What can we do?
Tackling structural problems and international action
Cost and affordability of disease-modifying therapies is challenging to study because accurate price information is not publicly and transparently available. The price for disease-modifying therapies can vary hugely from country to country. For example, many governments work with pharmaceutical companies to negotiate prices significantly lower than list prices, with the prices remaining secret by non-disclosure agreements. Larger markets and more organised health systems are more likely to be able to negotiate better prices, because they provide a more stable and predictable demand. There are also innovative funding schemes by pharmaceutical companies, allowing the cost of the disease-modifying therapies to be managed by people with lower incomes, e.g. paying by instalments, partial subsidies or co-payment.
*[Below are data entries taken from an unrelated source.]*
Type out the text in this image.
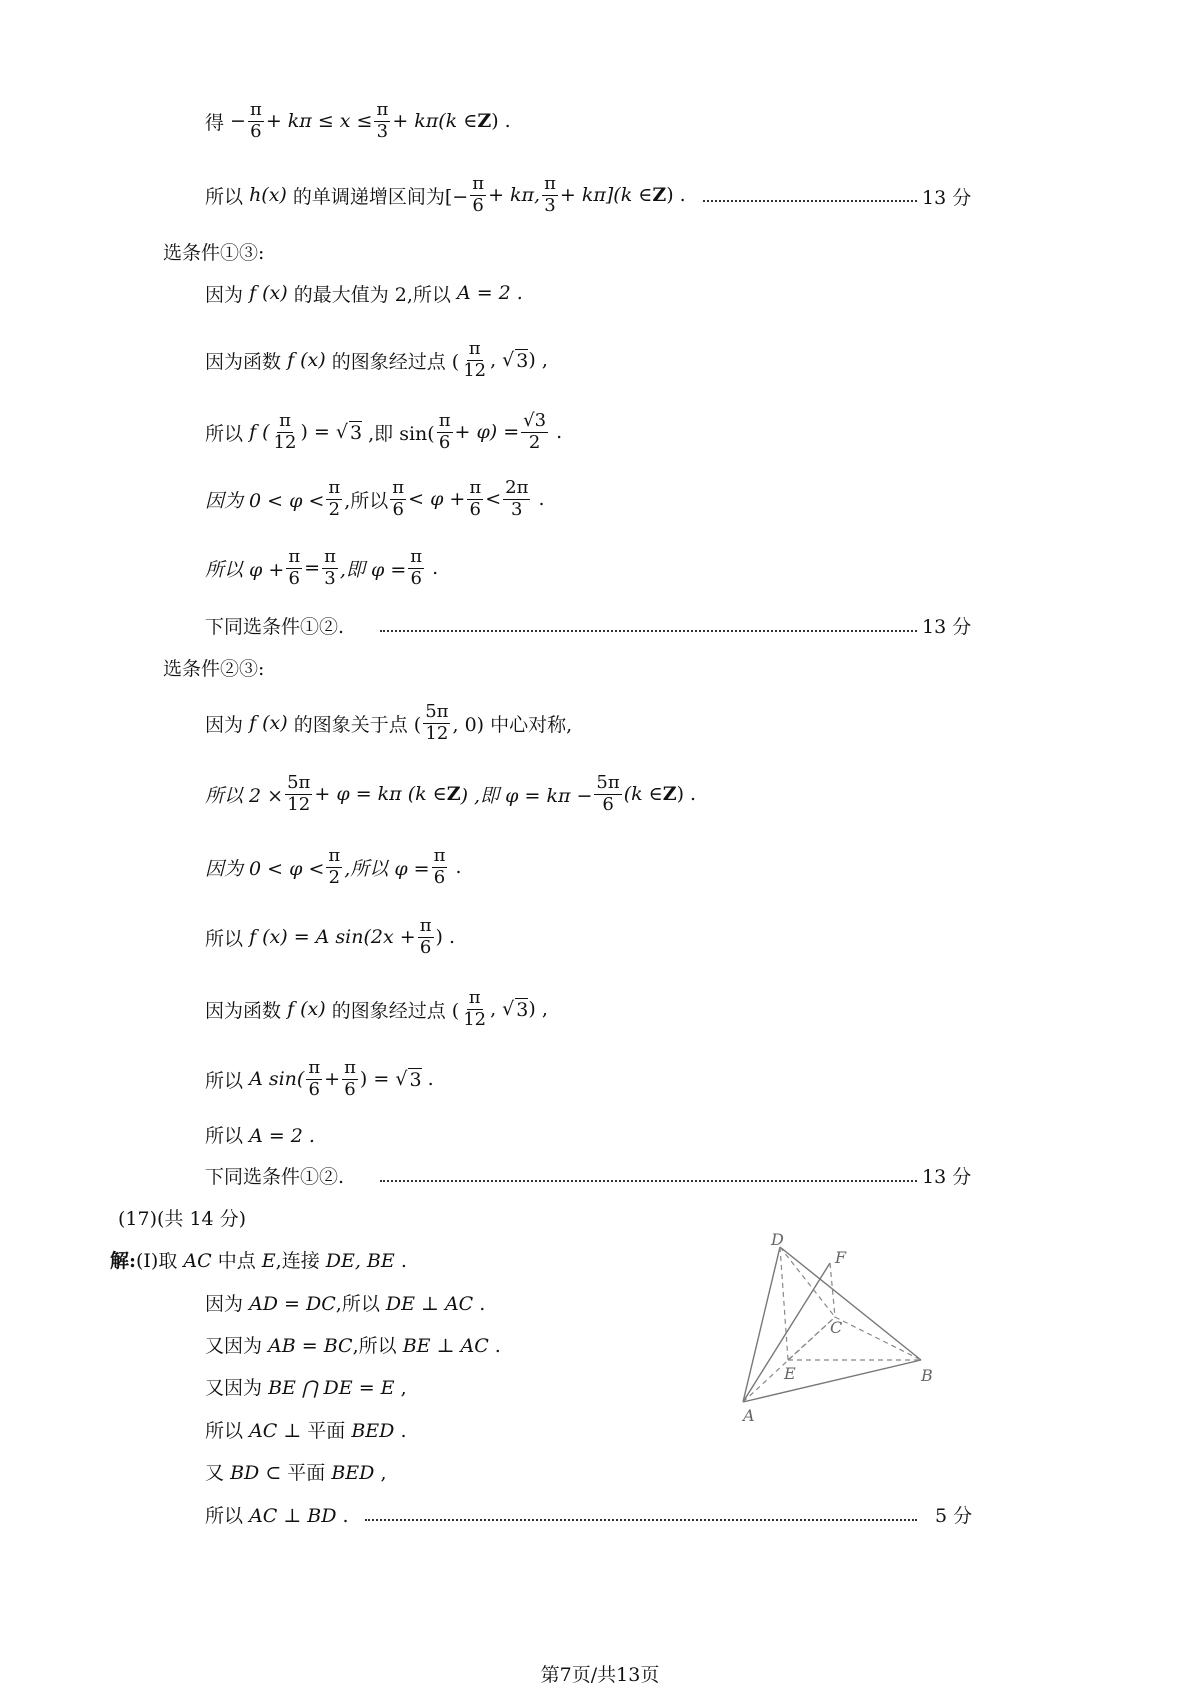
得 − $\frac{\pi}{6} + k\pi \le x \le \frac{\pi}{3} + k\pi(k$ ∈ Z ) .
所以
h(x)
的单调递增区间为[− $\frac{\pi}{6} + k\pi$, $\frac{\pi}{3} + k\pi](k$ ∈ Z ) .	13 分
选条件①③:
因为
f (x)
的最大值为 2,所以
A = 2 .
因为函数
f (x)
的图象经过点 ( $\frac{\pi}{12}$ , √ 3 ) ,
所以
f ( $\frac{\pi}{12}$ ) = √ 3
,即 $\sin( \frac{\pi}{6} + \varphi) = \frac{√3}{2}$
.
因为 $0 < \varphi < \frac{\pi}{2}$ ,所以 $\frac{\pi}{6} < \varphi + \frac{\pi}{6} < \frac{2\pi}{3}$
.
所以 $\varphi + \frac{\pi}{6} = \frac{\pi}{3}$ ,即 $\varphi = \frac{\pi}{6}$
.
下同选条件①②.	13 分
选条件②③:
因为
f (x)
的图象关于点 ( $\frac{5\pi}{12}$ , 0) 中心对称,
所以 $2 \times \frac{5\pi}{12} + \varphi = k\pi$ (k ∈ Z ) ,即 $\varphi = k\pi - \frac{5\pi}{6} (k$ ∈ Z ) .
因为 $0 < \varphi < \frac{\pi}{2}$ ,所以 $\varphi = \frac{\pi}{6}$
.
所以
f (x) = A $\sin(2x + \frac{\pi}{6}$ ) .
因为函数
f (x)
的图象经过点 ( $\frac{\pi}{12}$ , √ 3 ) ,
所以
A $\sin( \frac{\pi}{6} + \frac{\pi}{6}$ ) = √ 3
.
所以 A = 2 .
下同选条件①②.	13 分
(17)(共 14 分)
解:(Ⅰ)取 AC 中点 E,连接 DE, BE .
因为 AD = DC,所以 DE ⊥ AC .
又因为 AB = BC,所以 BE ⊥ AC .
又因为 BE ⋂ DE = E ,
所以 AC ⊥ 平面 BED .
又 BD ⊂ 平面 BED ,
所以 AC ⊥ BD .	5 分
D
F
C
E	B
A
第7页/共13页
Improving access to treatment requires open and trustworthy collaboration between for-profit and non-profit entities, including pharmaceutical companies, pharmaceutical manufacturers, insurance providers and governments, national health systems, patient organisations and non-governmental organisations. Profit generation from people’s health has always been a tricky act to balance.
Drug development is a for-profit endeavour and investment is needed for research and development. The Right to Health is a human right and equitable access to care is something we strive for. Are we having the right conversations to tackle these issues on a structural level? What more can we do to identify common ground?
The World Health Organisation Intersectional Global Action Plan on Epilepsy and other Neurological disorders may address some of the more practical questions: What diagnostics and drugs should be available in all health systems for neurology? What is ‘fair pricing’ of these products? What responsibilities sit with national ministries of health, the pharmaceutical industry, and international non-profit organisations?
As a patient organisation, MSIF is actively tackling some of these challenges. We are planning to submit a revised application to add MS treatments to the World Health Organisation Essential Medicine List. This will guide decision-makers on which disease-modifying therapies for MS should be available as a minimum in all health systems.
Related to this, MSIF is reviewing the off-label use of disease-modifying therapies to treat MS. In the Atlas of MS survey, 87% of countries reported using at least one off-label disease-modifying therapy. ‘Off-label’ treatments have regulatory approval for an ‘on-label’ indication, but not for MS. Off-label disease-modifying therapies are often more readily available and affordable in health systems. The evidence-base for off-label treatments is different from treatments which have regulatory approval, but off-label treatments may be the only available and affordable option in low-resource settings. The question of whether to use off-label treatments is a real issue that clinicians and people with MS face, and we want to support people to understand the benefits and risks, so they can make the best decisions to manage their disease.
Capacity building and advocacy on a national level
While international long-term change is essential, real change often happens on a national level. MSIF is working together with national MS organisations to energise local action. It is important to find effective and sustainable solutions using in-depth local knowledge, good governance and to ensure long-term fundraising income is available. Collaborations between countries and between MS organisations, healthcare professionals and other patient organisations is crucial and needs a concerted effort. National advocacy and the power of collective action is demonstrated by a recent example from Chile, resulting in everyone with MS in Chile having equal access to all available treatments.
The Atlas of MS portal provides freely available data on epidemiology and clinical management of MS around the world, allowing comparisons to be made between countries with similar income levels or geographical region. Good quality data on people with MS (e.g. registries) and an in-depth understanding of the barriers are often effective tools for advocacy. We work with local MS organisations, such as in Morocco, to better understand the national landscape of MS care and identify appropriate policy changes to improve the life of people with MS.
Effective treatments exist for a number of neurological conditions, but not all. In many cases, despite effective treatments existing, disadvantaged people continue having poorer health outcomes and are burdened by high-cost medicines. Narrowing inequalities by improving costs and affordability can have a profound effect on the individual, the family and make society fairer overall.
- Braveman P, Gruskin S. Defining equity in health. J Epidemiol Community Health. 2003 Apr 1;57(4):254–8.
- Walton C, King R, Rechtman L, Kaye W, Leray E, Marrie RA, et al. Rising prevalence of multiple sclerosis worldwide: Insights from the Atlas of MS, third edition. Mult Scler J. 2020 Dec 1;26(14):1816–21.